Thanks for the information! Did you point your nsswitch.conf to the SSSD or LDAP database?

nsswitch.conf points to "files sssd" for users, groups, netgroups...and maybe one other thing I've forgotten about.

"SSSD always uses an encrypted channel for authentication, which ensures that passwords are never sent over the network unencrypted."

https://access.redhat.com/documentation/en-us/red_hat_enterprise_linux/7/html/system-level_authentication_guide/configuring_domains

I did eventually find that out! I was able to work around this with 'ssl=off' in the nsswitch.conf file and a few other things. It's been a while since I have had to look at this.

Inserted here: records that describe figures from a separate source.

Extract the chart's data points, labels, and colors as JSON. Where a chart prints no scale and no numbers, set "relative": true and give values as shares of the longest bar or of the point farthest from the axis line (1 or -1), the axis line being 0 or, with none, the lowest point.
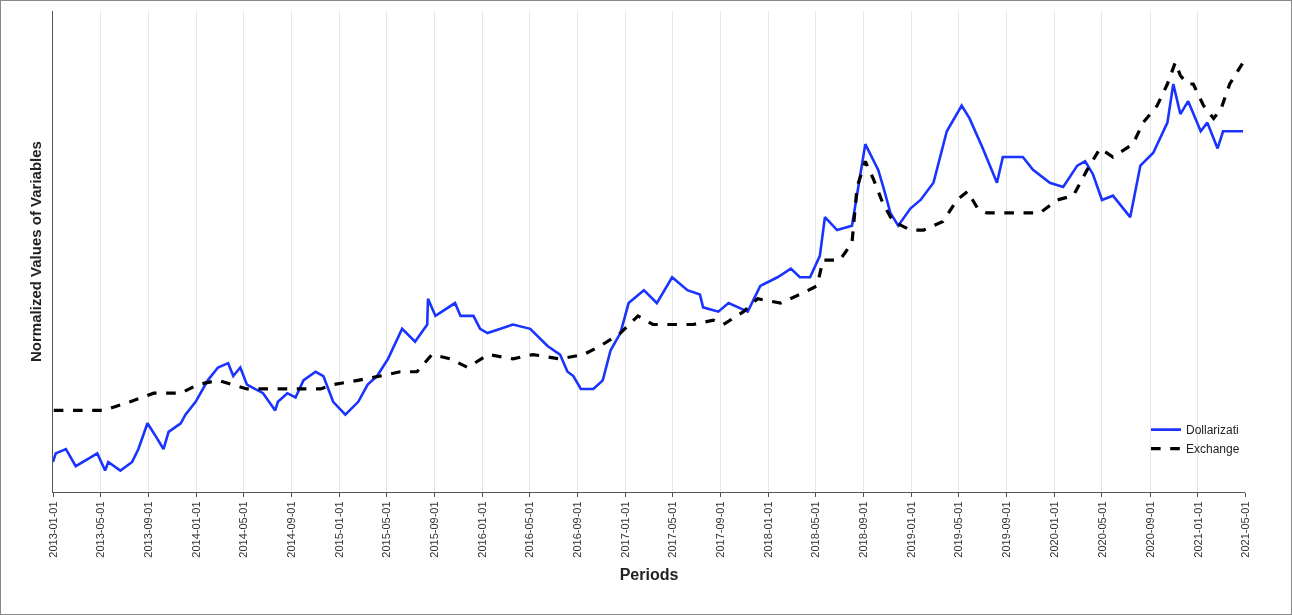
{
  "chart_data": {
    "type": "line",
    "xlabel": "Periods",
    "ylabel": "Normalized Values of Variables",
    "relative": true,
    "grid": "x",
    "legend": "bottom right",
    "marker": "none",
    "xlim": [
      "2013-01-01",
      "2021-05-01"
    ],
    "xticks": [
      "2013-01-01",
      "2013-05-01",
      "2013-09-01",
      "2014-01-01",
      "2014-05-01",
      "2014-09-01",
      "2015-01-01",
      "2015-05-01",
      "2015-09-01",
      "2016-01-01",
      "2016-05-01",
      "2016-09-01",
      "2017-01-01",
      "2017-05-01",
      "2017-09-01",
      "2018-01-01",
      "2018-05-01",
      "2018-09-01",
      "2019-01-01",
      "2019-05-01",
      "2019-09-01",
      "2020-01-01",
      "2020-05-01",
      "2020-09-01",
      "2021-01-01",
      "2021-05-01"
    ],
    "series": [
      {
        "name": "Dollarizati",
        "color": "#1a33ff",
        "line_style": "solid",
        "x": [
          "2013-01-01",
          "2013-01-08",
          "2013-02-03",
          "2013-02-28",
          "2013-04-06",
          "2013-04-24",
          "2013-05-14",
          "2013-05-22",
          "2013-06-22",
          "2013-07-22",
          "2013-08-07",
          "2013-08-30",
          "2013-09-20",
          "2013-10-10",
          "2013-10-23",
          "2013-11-23",
          "2013-12-05",
          "2013-12-31",
          "2014-01-31",
          "2014-02-26",
          "2014-03-24",
          "2014-04-06",
          "2014-04-24",
          "2014-05-11",
          "2014-06-21",
          "2014-07-22",
          "2014-07-29",
          "2014-08-22",
          "2014-09-12",
          "2014-10-02",
          "2014-11-02",
          "2014-11-22",
          "2014-12-17",
          "2015-01-17",
          "2015-02-19",
          "2015-03-15",
          "2015-04-08",
          "2015-05-06",
          "2015-06-11",
          "2015-07-14",
          "2015-08-14",
          "2015-08-16",
          "2015-09-04",
          "2015-10-24",
          "2015-11-07",
          "2015-12-10",
          "2015-12-27",
          "2016-01-15",
          "2016-02-17",
          "2016-03-20",
          "2016-05-03",
          "2016-06-16",
          "2016-07-18",
          "2016-08-06",
          "2016-08-21",
          "2016-09-09",
          "2016-10-11",
          "2016-11-04",
          "2016-11-24",
          "2016-12-19",
          "2017-01-09",
          "2017-02-17",
          "2017-03-22",
          "2017-04-30",
          "2017-06-08",
          "2017-07-10",
          "2017-07-18",
          "2017-08-26",
          "2017-09-21",
          "2017-11-09",
          "2017-12-11",
          "2018-01-24",
          "2018-02-27",
          "2018-03-22",
          "2018-04-17",
          "2018-05-12",
          "2018-05-25",
          "2018-06-25",
          "2018-08-02",
          "2018-09-05",
          "2018-10-08",
          "2018-10-21",
          "2018-11-08",
          "2018-11-28",
          "2018-12-29",
          "2019-01-24",
          "2019-02-26",
          "2019-04-01",
          "2019-05-09",
          "2019-05-29",
          "2019-07-02",
          "2019-08-07",
          "2019-08-22",
          "2019-10-12",
          "2019-11-07",
          "2019-12-20",
          "2020-01-23",
          "2020-02-28",
          "2020-03-19",
          "2020-04-08",
          "2020-05-01",
          "2020-05-29",
          "2020-07-12",
          "2020-08-07",
          "2020-09-09",
          "2020-10-15",
          "2020-10-30",
          "2020-11-17",
          "2020-12-07",
          "2021-01-08",
          "2021-01-25",
          "2021-02-20",
          "2021-03-06",
          "2021-04-26"
        ],
        "values": [
          0.07,
          0.09,
          0.1,
          0.06,
          0.08,
          0.09,
          0.05,
          0.07,
          0.05,
          0.07,
          0.1,
          0.16,
          0.13,
          0.1,
          0.14,
          0.16,
          0.18,
          0.21,
          0.26,
          0.29,
          0.3,
          0.27,
          0.29,
          0.25,
          0.23,
          0.19,
          0.21,
          0.23,
          0.22,
          0.26,
          0.28,
          0.27,
          0.21,
          0.18,
          0.21,
          0.25,
          0.27,
          0.31,
          0.38,
          0.35,
          0.39,
          0.45,
          0.41,
          0.44,
          0.41,
          0.41,
          0.38,
          0.37,
          0.38,
          0.39,
          0.38,
          0.34,
          0.32,
          0.28,
          0.27,
          0.24,
          0.24,
          0.26,
          0.33,
          0.37,
          0.44,
          0.47,
          0.44,
          0.5,
          0.47,
          0.46,
          0.43,
          0.42,
          0.44,
          0.42,
          0.48,
          0.5,
          0.52,
          0.5,
          0.5,
          0.55,
          0.64,
          0.61,
          0.62,
          0.81,
          0.75,
          0.71,
          0.65,
          0.62,
          0.66,
          0.68,
          0.72,
          0.84,
          0.9,
          0.87,
          0.8,
          0.72,
          0.78,
          0.78,
          0.75,
          0.72,
          0.71,
          0.76,
          0.77,
          0.74,
          0.68,
          0.69,
          0.64,
          0.76,
          0.79,
          0.86,
          0.95,
          0.88,
          0.91,
          0.84,
          0.86,
          0.8,
          0.84,
          0.84
        ]
      },
      {
        "name": "Exchange",
        "color": "#000000",
        "line_style": "dashed",
        "x": [
          "2013-01-03",
          "2013-03-29",
          "2013-05-09",
          "2013-07-17",
          "2013-09-15",
          "2013-11-23",
          "2014-01-06",
          "2014-02-26",
          "2014-05-11",
          "2014-07-17",
          "2014-09-17",
          "2014-11-15",
          "2014-12-17",
          "2015-02-18",
          "2015-04-16",
          "2015-06-06",
          "2015-07-19",
          "2015-08-26",
          "2015-10-12",
          "2015-11-25",
          "2016-01-17",
          "2016-03-20",
          "2016-05-10",
          "2016-07-18",
          "2016-09-16",
          "2016-10-29",
          "2016-12-19",
          "2017-02-02",
          "2017-03-12",
          "2017-04-30",
          "2017-06-23",
          "2017-08-13",
          "2017-09-08",
          "2017-10-29",
          "2017-12-04",
          "2018-02-01",
          "2018-03-22",
          "2018-05-05",
          "2018-05-20",
          "2018-07-02",
          "2018-08-02",
          "2018-08-15",
          "2018-09-05",
          "2018-09-25",
          "2018-10-21",
          "2018-11-15",
          "2018-12-29",
          "2019-02-01",
          "2019-03-22",
          "2019-04-27",
          "2019-05-24",
          "2019-06-19",
          "2019-07-12",
          "2019-08-22",
          "2019-10-05",
          "2019-11-25",
          "2020-01-08",
          "2020-02-18",
          "2020-03-24",
          "2020-04-26",
          "2020-05-29",
          "2020-07-19",
          "2020-08-14",
          "2020-09-19",
          "2020-10-15",
          "2020-11-04",
          "2020-11-17",
          "2020-12-05",
          "2020-12-20",
          "2021-01-15",
          "2021-02-10",
          "2021-02-28",
          "2021-03-23",
          "2021-04-26"
        ],
        "values": [
          0.19,
          0.19,
          0.19,
          0.21,
          0.23,
          0.23,
          0.25,
          0.26,
          0.24,
          0.24,
          0.24,
          0.24,
          0.25,
          0.26,
          0.27,
          0.28,
          0.28,
          0.32,
          0.31,
          0.29,
          0.32,
          0.31,
          0.32,
          0.31,
          0.32,
          0.34,
          0.37,
          0.41,
          0.39,
          0.39,
          0.39,
          0.4,
          0.39,
          0.42,
          0.45,
          0.44,
          0.46,
          0.48,
          0.54,
          0.54,
          0.58,
          0.71,
          0.77,
          0.73,
          0.67,
          0.63,
          0.61,
          0.61,
          0.63,
          0.68,
          0.7,
          0.66,
          0.65,
          0.65,
          0.65,
          0.65,
          0.68,
          0.69,
          0.75,
          0.8,
          0.78,
          0.81,
          0.86,
          0.9,
          0.95,
          1.0,
          0.97,
          0.95,
          0.95,
          0.9,
          0.87,
          0.89,
          0.95,
          1.0
        ]
      }
    ]
  }
}
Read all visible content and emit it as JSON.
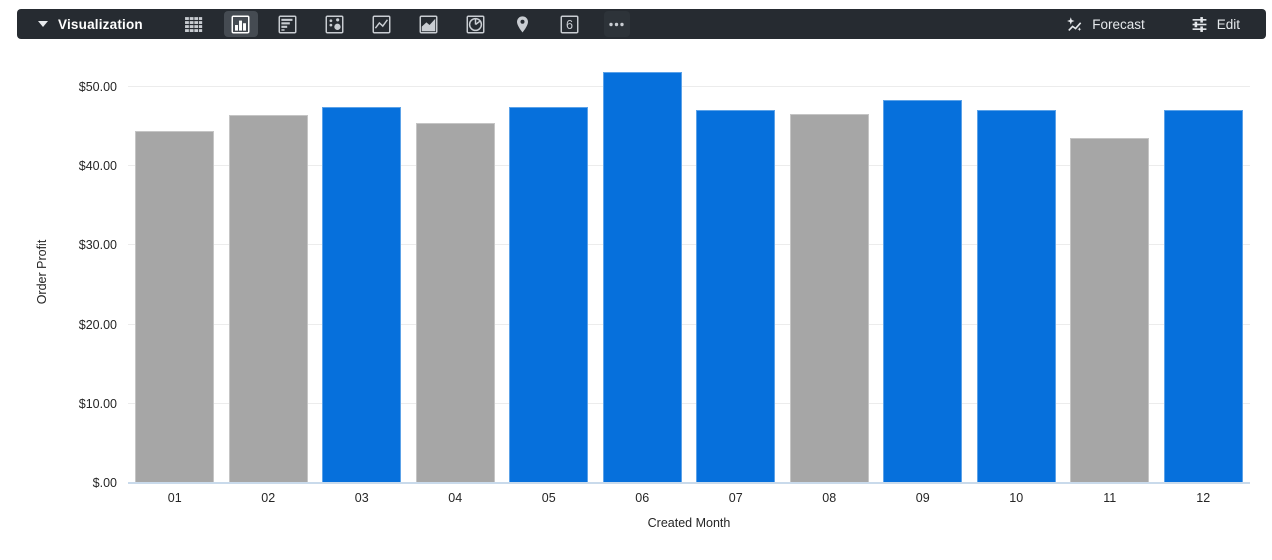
{
  "toolbar": {
    "title": "Visualization",
    "selected_index": 1,
    "icons": [
      {
        "id": "table",
        "name": "table-icon"
      },
      {
        "id": "column",
        "name": "column-chart-icon"
      },
      {
        "id": "bar",
        "name": "bar-chart-icon"
      },
      {
        "id": "scatter",
        "name": "scatter-chart-icon"
      },
      {
        "id": "line",
        "name": "line-chart-icon"
      },
      {
        "id": "area",
        "name": "area-chart-icon"
      },
      {
        "id": "pie",
        "name": "pie-chart-icon"
      },
      {
        "id": "map",
        "name": "map-pin-icon"
      },
      {
        "id": "single-value",
        "name": "single-value-icon",
        "glyph": "6"
      },
      {
        "id": "more",
        "name": "more-options-icon"
      }
    ],
    "forecast_label": "Forecast",
    "edit_label": "Edit"
  },
  "colors": {
    "toolbar_bg": "#262B31",
    "selected_icon_bg": "#454B52",
    "bar_blue": "#0670DC",
    "bar_gray": "#A6A6A6",
    "gridline": "#ECECEC",
    "axis_baseline": "#C9DAEB",
    "axis_text": "#262626"
  },
  "chart_data": {
    "type": "bar",
    "title": "",
    "xlabel": "Created Month",
    "ylabel": "Order Profit",
    "categories": [
      "01",
      "02",
      "03",
      "04",
      "05",
      "06",
      "07",
      "08",
      "09",
      "10",
      "11",
      "12"
    ],
    "series": [
      {
        "name": "Order Profit",
        "values": [
          44.5,
          46.5,
          47.5,
          45.5,
          47.5,
          51.9,
          47.1,
          46.6,
          48.4,
          47.1,
          43.6,
          47.1
        ]
      }
    ],
    "bar_colors": [
      "#A6A6A6",
      "#A6A6A6",
      "#0670DC",
      "#A6A6A6",
      "#0670DC",
      "#0670DC",
      "#0670DC",
      "#A6A6A6",
      "#0670DC",
      "#0670DC",
      "#A6A6A6",
      "#0670DC"
    ],
    "y_ticks": [
      {
        "label": "$50.00",
        "value": 50
      },
      {
        "label": "$40.00",
        "value": 40
      },
      {
        "label": "$30.00",
        "value": 30
      },
      {
        "label": "$20.00",
        "value": 20
      },
      {
        "label": "$10.00",
        "value": 10
      },
      {
        "label": "$.00",
        "value": 0
      }
    ],
    "ylim": [
      0,
      53.4
    ],
    "grid": true,
    "legend": "none"
  }
}
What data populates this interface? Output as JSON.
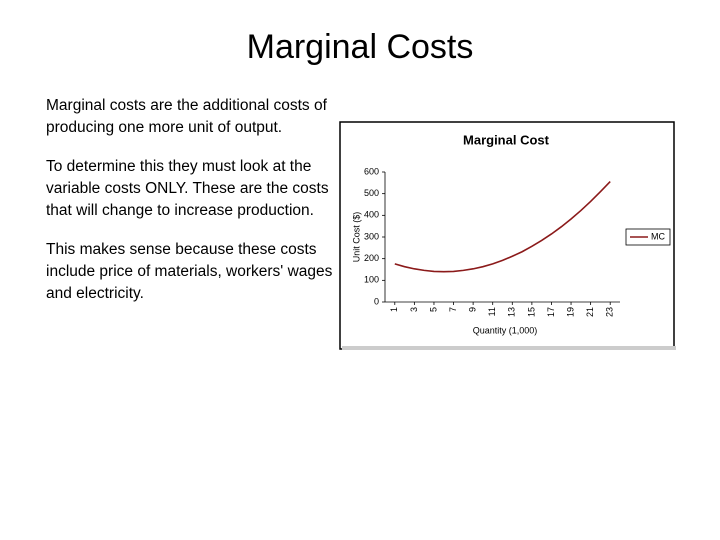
{
  "title": "Marginal Costs",
  "paragraphs": [
    "Marginal costs are the additional costs of producing one more unit of output.",
    "To determine this they must look at the variable costs ONLY. These are the costs that will change to increase production.",
    "This makes sense because these costs include price of materials, workers' wages and electricity."
  ],
  "chart_data": {
    "type": "line",
    "title": "Marginal Cost",
    "x_label": "Quantity (1,000)",
    "y_label": "Unit Cost ($)",
    "x": [
      1,
      2,
      3,
      4,
      5,
      6,
      7,
      8,
      9,
      10,
      11,
      12,
      13,
      14,
      15,
      16,
      17,
      18,
      19,
      20,
      21,
      22,
      23
    ],
    "series": [
      {
        "name": "MC",
        "color": "#8b1a1a",
        "values": [
          176,
          163,
          153,
          146,
          141,
          140,
          141,
          146,
          153,
          163,
          176,
          192,
          211,
          232,
          257,
          284,
          314,
          347,
          383,
          422,
          464,
          509,
          556
        ]
      }
    ],
    "xlim": [
      0,
      24
    ],
    "xticks": [
      1,
      3,
      5,
      7,
      9,
      11,
      13,
      15,
      17,
      19,
      21,
      23
    ],
    "ylim": [
      0,
      600
    ],
    "yticks": [
      0,
      100,
      200,
      300,
      400,
      500,
      600
    ],
    "legend": "right"
  }
}
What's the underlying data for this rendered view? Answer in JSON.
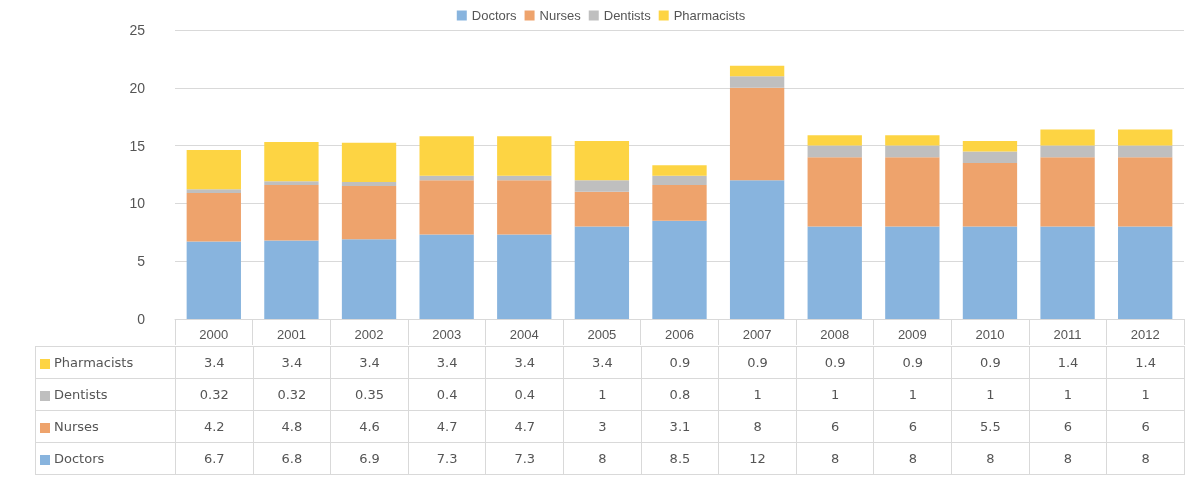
{
  "chart_data": {
    "type": "bar",
    "stacked": true,
    "categories": [
      "2000",
      "2001",
      "2002",
      "2003",
      "2004",
      "2005",
      "2006",
      "2007",
      "2008",
      "2009",
      "2010",
      "2011",
      "2012"
    ],
    "series": [
      {
        "name": "Doctors",
        "color": "#88b4de",
        "values": [
          6.7,
          6.8,
          6.9,
          7.3,
          7.3,
          8,
          8.5,
          12,
          8,
          8,
          8,
          8,
          8
        ]
      },
      {
        "name": "Nurses",
        "color": "#eea36c",
        "values": [
          4.2,
          4.8,
          4.6,
          4.7,
          4.7,
          3,
          3.1,
          8,
          6,
          6,
          5.5,
          6,
          6
        ]
      },
      {
        "name": "Dentists",
        "color": "#bfbfbf",
        "values": [
          0.32,
          0.32,
          0.35,
          0.4,
          0.4,
          1,
          0.8,
          1,
          1,
          1,
          1,
          1,
          1
        ]
      },
      {
        "name": "Pharmacists",
        "color": "#fdd443",
        "values": [
          3.4,
          3.4,
          3.4,
          3.4,
          3.4,
          3.4,
          0.9,
          0.9,
          0.9,
          0.9,
          0.9,
          1.4,
          1.4
        ]
      }
    ],
    "ylim": [
      0,
      25
    ],
    "yticks": [
      0,
      5,
      10,
      15,
      20,
      25
    ],
    "grid": "y",
    "legend": "top",
    "data_labels": true
  }
}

On another note, I have managed to make this an 'issue' - and we will be looking at implementing an encryption solution of some sort. I would agree that plain text is a bad idea.. :)

Thank You for the response and link, that will be a little more ammo to push my evil agenda of securing our authentication traffic!

Hello Robert,

I'm in the same situation, what files did you modify to make it work for you?

Regards.

Hi Robert,

What sssd services do you have running besides sssd.service and what files did you modify to make your RHEL7 host communicate with old LDAP services?